Although Makary and Prasad have announced a new FDA default standard requiring only one adequate and well-controlled study, supplemented by confirmatory evidence, for all novel drug product approvals, FDA has issued the policy without any accompanying guidance document. Accordingly, sponsors should exercise caution before modifying their clinical programs in response to this change, as future developments not reflected in The New England Journal of Medicine article may further clarify or alter FDA’s expectations. While awaiting additional guidance, it is prudent for sponsors to engage early with FDA to discuss trial design, endpoints, comparators, and other key trial elements before implementing any program changes.

For individualized therapies, the additional flexibility FDA is offering under the plausible mechanism framework can allow sponsors to expedite their drug development process. Notably, the Plausible Mechanism Guidance is a draft guidance, and FDA is accepting comments from sponsors and other interested parties until April 27, 2026. Even though the guidance is not finalized, FDA has likely initiated changes within the agency in line with the draft guidance’s recommendations.
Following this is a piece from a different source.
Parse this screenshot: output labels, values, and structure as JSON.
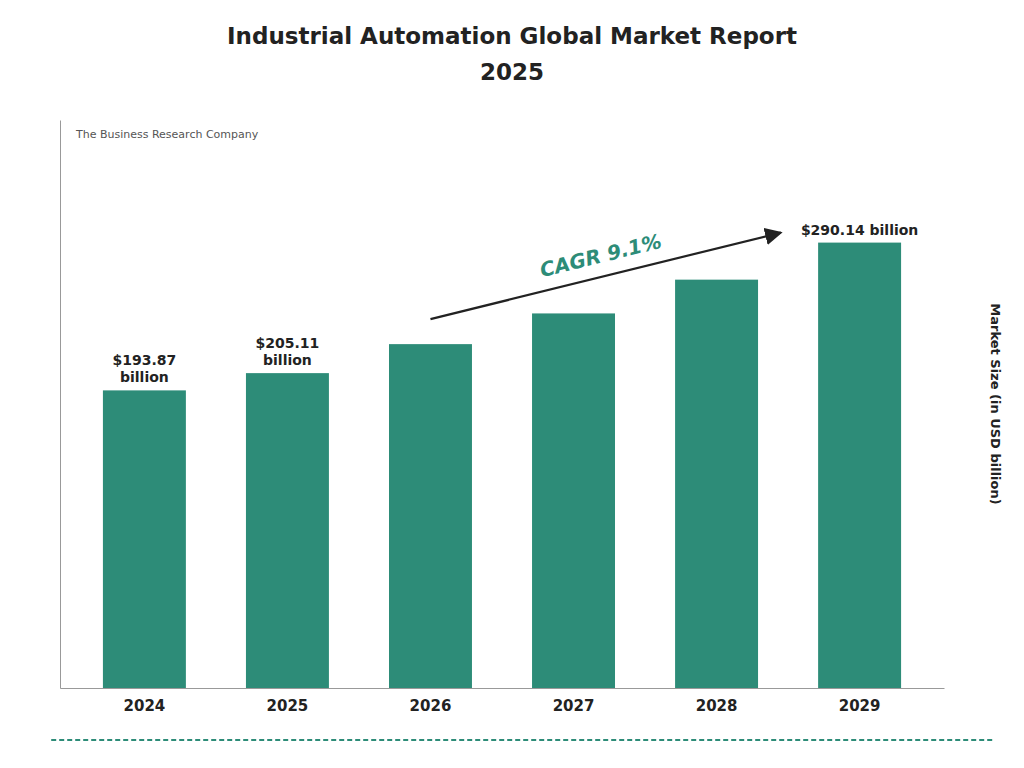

This means that sponsors should engage early with FDA to discuss whether their clinical program qualifies for the plausible mechanism framework and to identify sources of efficacy and safety data, types of confirmatory evidence, post-marketing commitments, and other considerations.


[1] Prasad, V; Makary, M, One Pivotal Trial, the New Default Option for FDA Approval — Ending the Two-Trial Dogma, 394 N. Engl. J. Med. 815 (2026).

[2] U.S. Food & Drug Admin., Guidance for Industry: Considerations for the use of the Plausible Mechanism Framework to Develop Individualized Therapies that Target Specific Genetic Conditions with Known Biological Cause, (Feb. 2026).

[3] Amanda Conti, Analysis: The majority of novel drugs approved by FDA rely on evidence from a single pivotal trial, AgencyIQ (Apr. 4, 2026).